Une lettre du pape Agathon à l’empereur servit de base à la rédaction du nouveau symbole. On y affirma les « deux volontés de Christ, distinctes et inséparables, unies et non confondues, jamais opposées ou contraires, mais toujours en accord, la volonté humaine était subordonnée à la volonté divine » —δύο φυσικὰς θελήσεις, ἤτοι θελήματα ἐν Χριστῷν καὶ δὐο φυσικὰς ἐνεργείας ἀδιαιρέτως, ἀτρέπτως, ἁμερίστως, ἀσυγχύτως... κηρύττομεν καὶ δύο φυσιχὰ θελήματα οὐχ ὑπεναντία, μὴ γένοιτο, καθὼς οἱ ἀσεβεὶς ἔφησαν αἱρετικοί ἆλλ ἐπόμενον τὸ ἀνθρωπινον αὐτοῦ θέλημα, καὶ μὴ ἀντιπίπτον, ᾖ ἀντιπαλαῖον, μᾶλλον μὲν οὖν και ὑποτασσόμενον τῷ θείῳ αὐτοῦ καὶ πανσθενεῖ θελήματι. — L’anathème lancé contre les principaux monothélites, entre autres contre le pape Honorius, fut renouvelé par le concile œcuménique de 692.

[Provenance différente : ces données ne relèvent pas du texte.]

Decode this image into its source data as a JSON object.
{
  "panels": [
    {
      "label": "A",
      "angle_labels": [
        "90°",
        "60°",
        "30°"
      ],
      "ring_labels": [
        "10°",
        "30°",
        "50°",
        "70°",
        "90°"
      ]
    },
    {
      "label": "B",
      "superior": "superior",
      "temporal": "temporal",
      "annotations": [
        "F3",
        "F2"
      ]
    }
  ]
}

Il y a peu de chose à dire sur la destinée ultérieure du monothélisme. La Syrie était depuis longtemps le refuge de toutes les opinions dissidentes et proscrites. Les Monothélites à leur tour y cherchèrent un asile, et y fondèrent, dans les montagnes du Liban, une petite secte, groupée autour du couvent de Saint-Maron, dont l’abbé était leur patriarche. Les Maronites se maintinrent indépendants contre les Arabes et contre Byzance ; ils se sont conservés jusqu’à nos jours, mais après être entrés en relations, depuis le douzième siècle, avec l’Église romaine.